Euroscettica storica al pari di Gove, la May, che come lui ha promesso che “Brexit significa Brexit” e che l’esito del referendum del 23 giugno sarà onorato con l’addio all’Ue, senza ripensamenti né rivincite elettorali. Ma che – è qui sta la differenza fra i due – nella campagna referendaria di questi mesi si è schierata, per lealtà verso Cameron, nel campo di Remain. Taciturna, quasi disinteressata al risultato, ma pur sempre – ufficialmente – per il sì all’Europa.

Lui, Michael Gove, 48 anni, ex giornalista, è invece stato in prima linea a reggere la bandiera del fronte Leave, fra slogan, polemiche, forse qualche bugia. E per questo ritiene di avere oggi il diritto alla sua chance. Di essere l’uomo giusto, il più fermo e coerente, per garantire il migliore sganciamento possibile dal Club dei 28 in nome degli interessi nazionali del suo Paese. E poi la transizione verso la strada nuova indicata dal voto referendario. Addirittura “una nuova democrazia”.

Dalle colonne del filo-conservatore Daily Telegraph, l’ex premier laburista Tony Blair, impopolare ma influente sui media, mette in guardia sulla necessità di affidare a “uno statista serio” e sperimentato i negoziati con Bruxelles: negoziati che sia May, sia Gove dicono di voler posporre per ragioni tattiche di diversi mesi, in barba alle sollecitazioni europee, rinviando di fatto l’attivazione formale dell’articolo 50 del Trattato di Lisbona al 2017.

“Il Regno Unito è in pericolo”, è l’allarme accorato di Blair, che per qualcuno nasconde un’autocandidatura. Illusoria, tuttavia, se si pensa alla ‘sentenza’ della commissione d’inchiesta Chilcot che pende sul suo capo per gli inganni della guerra in Iraq. E soprattutto al fatto che anche la ‘moderata’ May ha detto senza margini d’equivoco che il suo zar per la Brexit, un “segretario di Stato” ad hoc, sarà scelto fra i Tories. Anzi, fra i leader della piattaforma Leave.

Un ruolo che sulla carta non basta a Gove, convinto di poter contendere a questo punto a Theresa il montepremi più alto: le chiavi del portoncino numero 10 di Downing Street. A spingerlo nell’arena, e alla pugnalata a Johnson, sarebbe stata – secondo talune ricostruzioni – l’ambiziosa consorte Sarah Vine. Lui, comunque, sostiene d’essersi fatto avanti “con riluttanza”, dopo averlo escluso esplicitamente per mesi.

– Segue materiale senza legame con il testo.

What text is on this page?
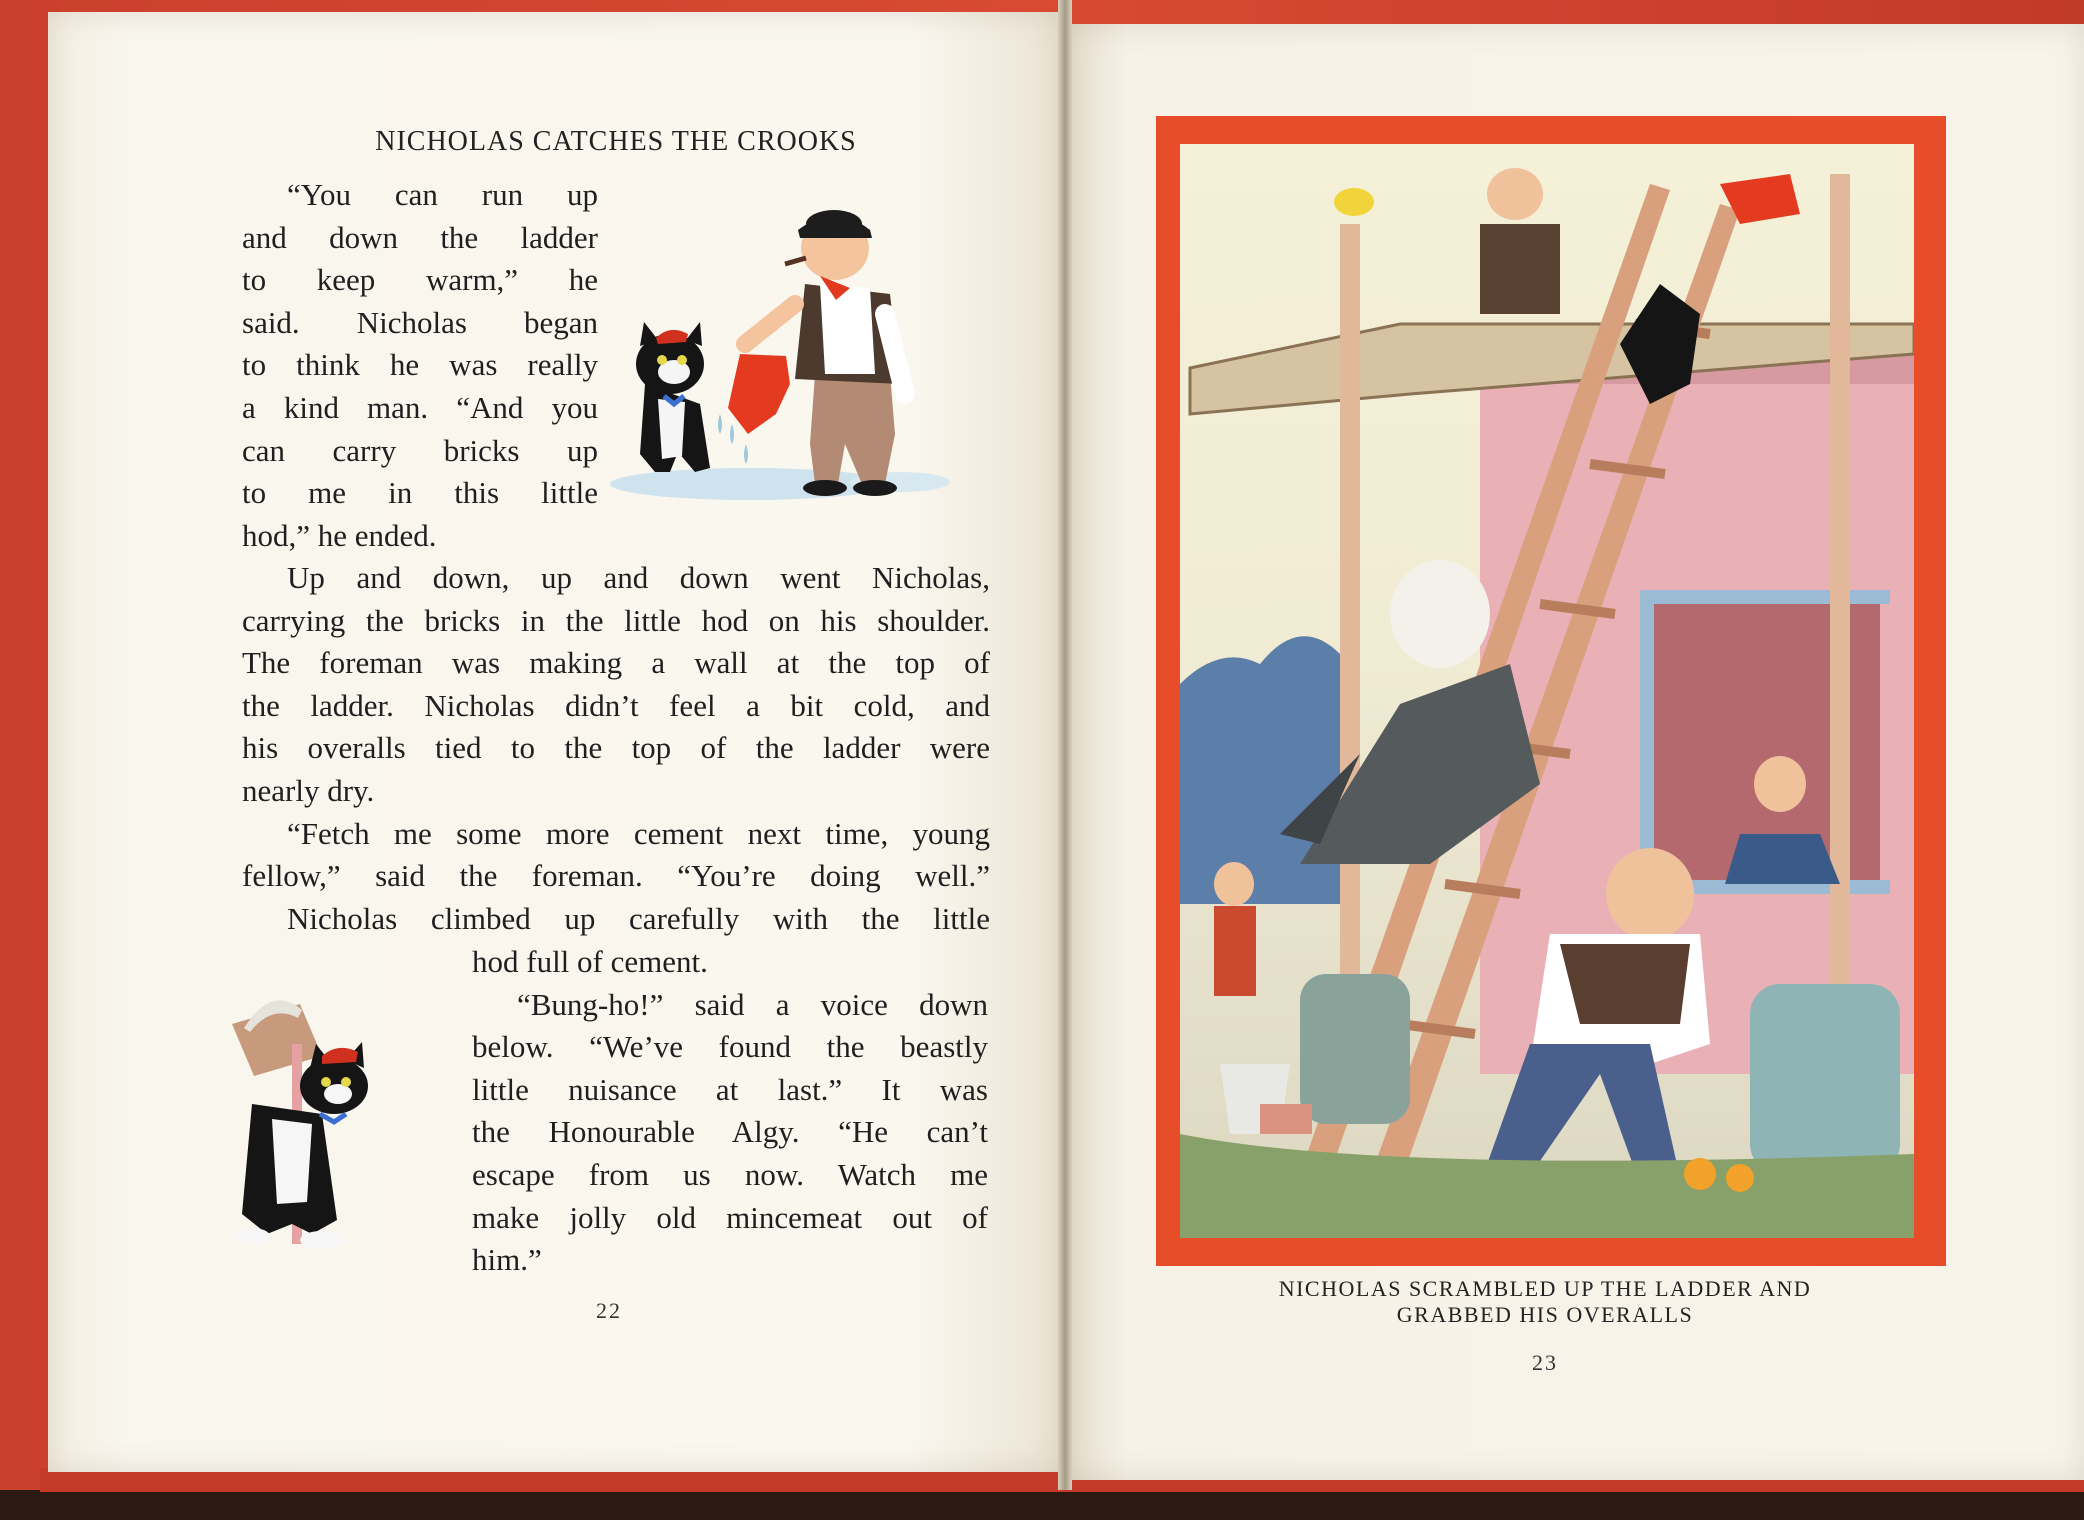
NICHOLAS CATCHES THE CROOKS
“You can run up
and down the ladder
to keep warm,” he
said. Nicholas began
to think he was really
a kind man. “And you
can carry bricks up
to me in this little
hod,” he ended.
Up and down, up and down went Nicholas,
carrying the bricks in the little hod on his shoulder.
The foreman was making a wall at the top of
the ladder. Nicholas didn’t feel a bit cold, and
his overalls tied to the top of the ladder were
nearly dry.
“Fetch me some more cement next time, young
fellow,” said the foreman. “You’re doing well.”
Nicholas climbed up carefully with the little
hod full of cement.
“Bung-ho!” said a voice down
below. “We’ve found the beastly
little nuisance at last.” It was
the Honourable Algy. “He can’t
escape from us now. Watch me
make jolly old mincemeat out of
him.”
22
NICHOLAS SCRAMBLED UP THE LADDER AND
GRABBED HIS OVERALLS
23
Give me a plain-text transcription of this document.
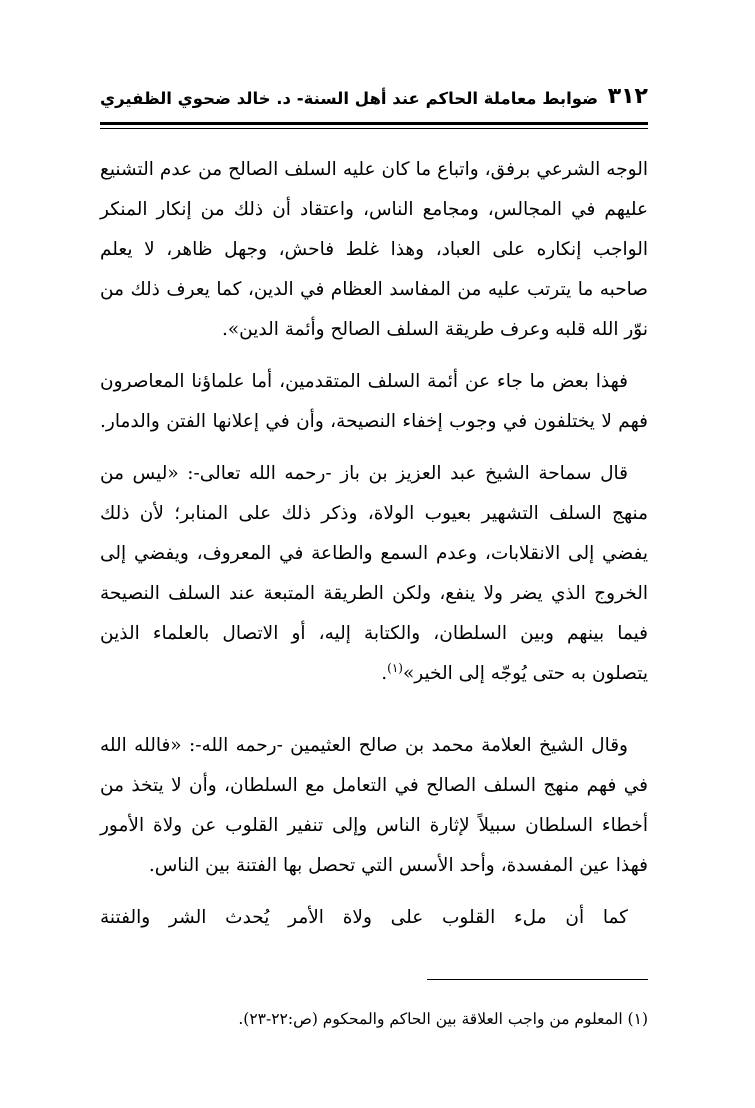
٣١٢
ضوابط معاملة الحاكم عند أهل السنة- د. خالد ضحوي الظفيري
الوجه الشرعي برفق، واتباع ما كان عليه السلف الصالح من عدم التشنيع
عليهم في المجالس، ومجامع الناس، واعتقاد أن ذلك من إنكار المنكر
الواجب إنكاره على العباد، وهذا غلط فاحش، وجهل ظاهر، لا يعلم
صاحبه ما يترتب عليه من المفاسد العظام في الدين، كما يعرف ذلك من
نوّر الله قلبه وعرف طريقة السلف الصالح وأئمة الدين».
فهذا بعض ما جاء عن أئمة السلف المتقدمين، أما علماؤنا المعاصرون
فهم لا يختلفون في وجوب إخفاء النصيحة، وأن في إعلانها الفتن والدمار.
قال سماحة الشيخ عبد العزيز بن باز -رحمه الله تعالى-: «ليس من
منهج السلف التشهير بعيوب الولاة، وذكر ذلك على المنابر؛ لأن ذلك
يفضي إلى الانقلابات، وعدم السمع والطاعة في المعروف، ويفضي إلى
الخروج الذي يضر ولا ينفع، ولكن الطريقة المتبعة عند السلف النصيحة
فيما بينهم وبين السلطان، والكتابة إليه، أو الاتصال بالعلماء الذين
يتصلون به حتى يُوجّه إلى الخير»$^{(١)}$.
وقال الشيخ العلامة محمد بن صالح العثيمين -رحمه الله-: «فالله الله
في فهم منهج السلف الصالح في التعامل مع السلطان، وأن لا يتخذ من
أخطاء السلطان سبيلاً لإثارة الناس وإلى تنفير القلوب عن ولاة الأمور
فهذا عين المفسدة، وأحد الأسس التي تحصل بها الفتنة بين الناس.
كما أن ملء القلوب على ولاة الأمر يُحدث الشر والفتنة
(١) المعلوم من واجب العلاقة بين الحاكم والمحكوم (ص:٢٢-٢٣).
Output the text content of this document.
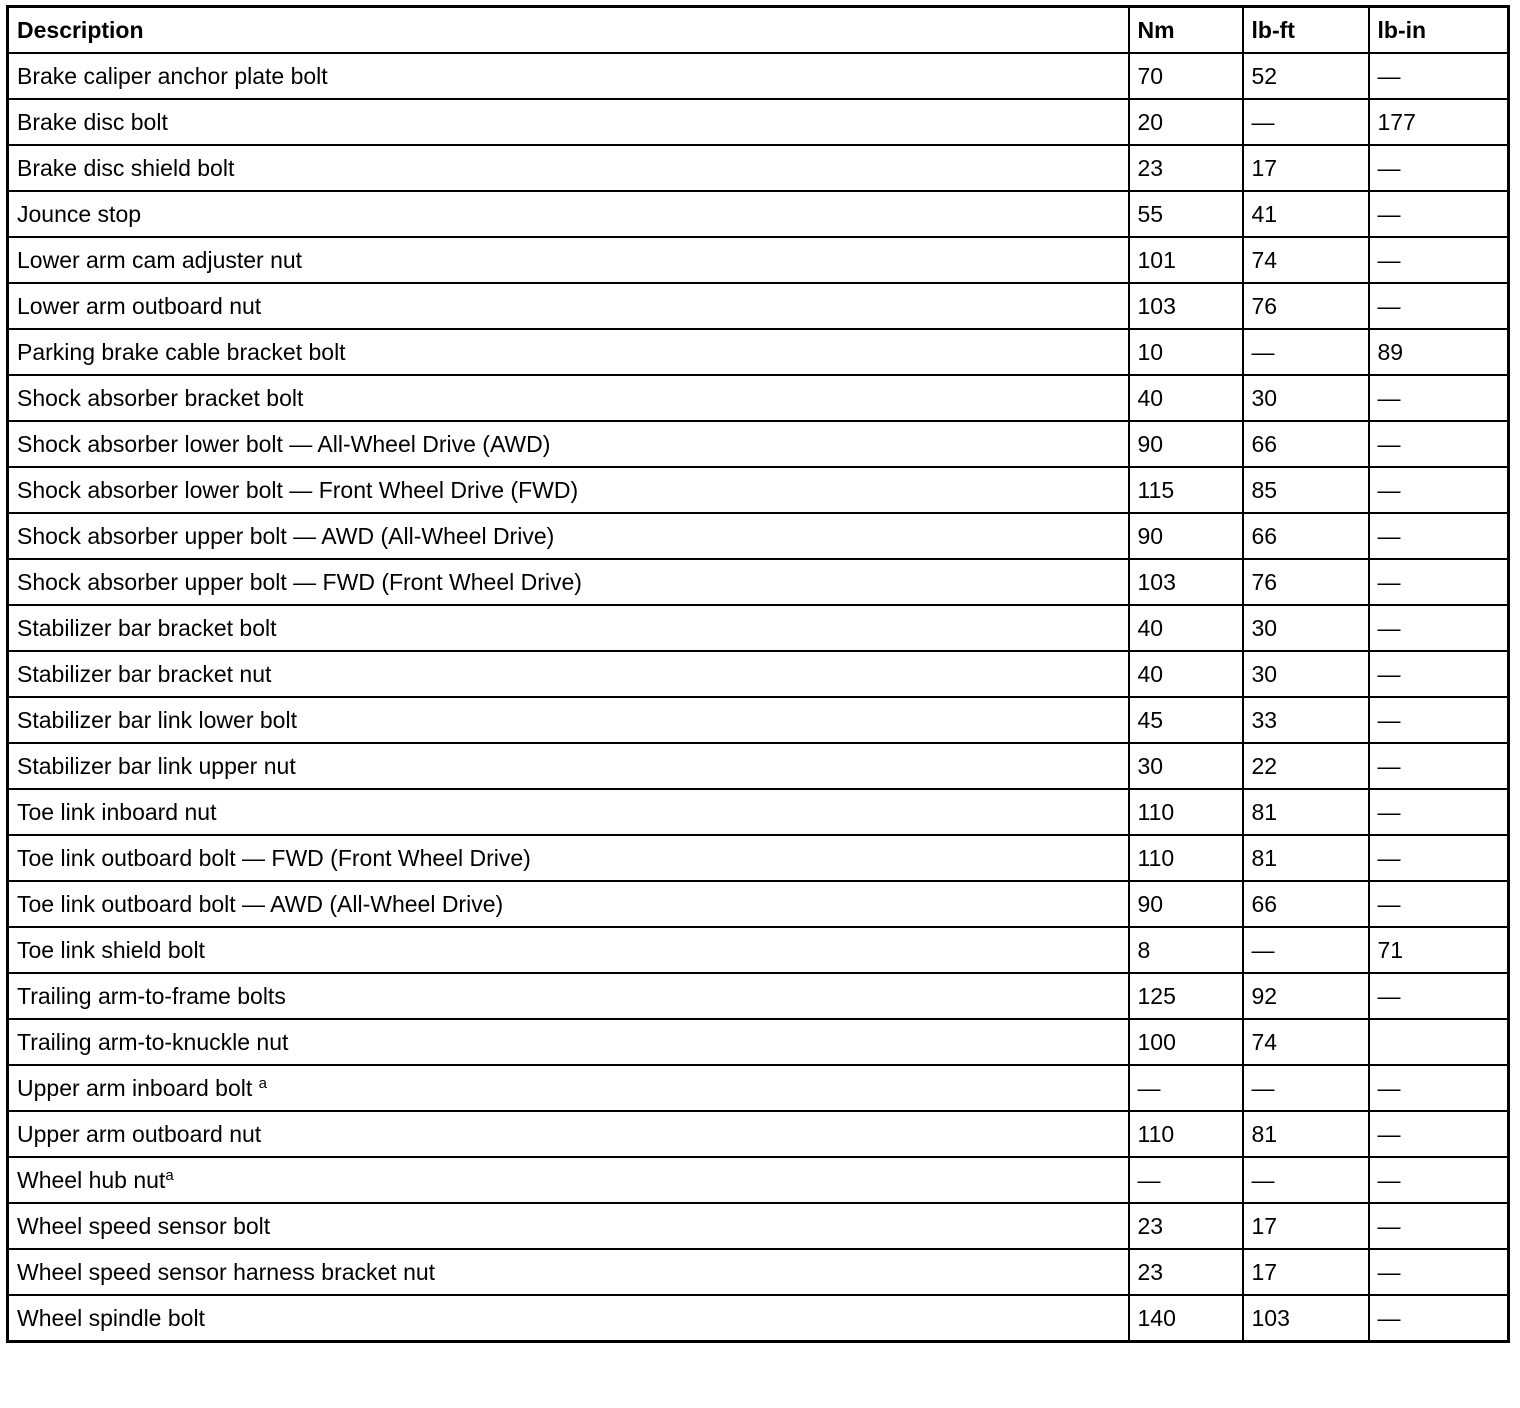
Description	Nm	lb-ft	lb-in
Brake caliper anchor plate bolt	70	52	—
Brake disc bolt	20	—	177
Brake disc shield bolt	23	17	—
Jounce stop	55	41	—
Lower arm cam adjuster nut	101	74	—
Lower arm outboard nut	103	76	—
Parking brake cable bracket bolt	10	—	89
Shock absorber bracket bolt	40	30	—
Shock absorber lower bolt — All-Wheel Drive (AWD)	90	66	—
Shock absorber lower bolt — Front Wheel Drive (FWD)	115	85	—
Shock absorber upper bolt — AWD (All-Wheel Drive)	90	66	—
Shock absorber upper bolt — FWD (Front Wheel Drive)	103	76	—
Stabilizer bar bracket bolt	40	30	—
Stabilizer bar bracket nut	40	30	—
Stabilizer bar link lower bolt	45	33	—
Stabilizer bar link upper nut	30	22	—
Toe link inboard nut	110	81	—
Toe link outboard bolt — FWD (Front Wheel Drive)	110	81	—
Toe link outboard bolt — AWD (All-Wheel Drive)	90	66	—
Toe link shield bolt	8	—	71
Trailing arm-to-frame bolts	125	92	—
Trailing arm-to-knuckle nut	100	74	
Upper arm inboard bolt $^a$	—	—	—
Upper arm outboard nut	110	81	—
Wheel hub nut$^a$	—	—	—
Wheel speed sensor bolt	23	17	—
Wheel speed sensor harness bracket nut	23	17	—
Wheel spindle bolt	140	103	—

E solo avendo capito in extremis che “Boris, con tutte le sue qualità, non era adatto al ruolo di leader”. Di più: giura d’aver fatto “quasi tutto ciò che era possibile” per non candidarsi, conscio dei suoi “limiti”. “Qualunque cosa sia il carisma, non ce l’ho. E certo non ho glamour”, ha ammesso senza che alcuno abbia mai azzardato il contrario. Ma “ho delle convinzioni”, ha rivendicato, ostili da sempre all’Europa comunitaria.

Fra le promesse, quella di riversare 100 milioni di sterline alla settimana per il sistema sanitario nazionale (Nhs) e di mettere in riga le grandi aziende che “si sono accaparrate fin troppo i vantaggi degli accordi di libero scambio” o certi top manager i cui bonus “discreditano il libero mercato”.

Gove si proclama del resto “ottimista”: l’economia britannica è “solida nei fondamentali” e pronta alla transizione, insiste. Intanto, però, l’effetto Brexit pesa. Il mercato immobiliare cala. E il vagheggiato surplus di bilancio del 2020 – fa due conti il cancelliere dello Scacchiere, George Osborne – va rinviato ancora. A data da destinarsi.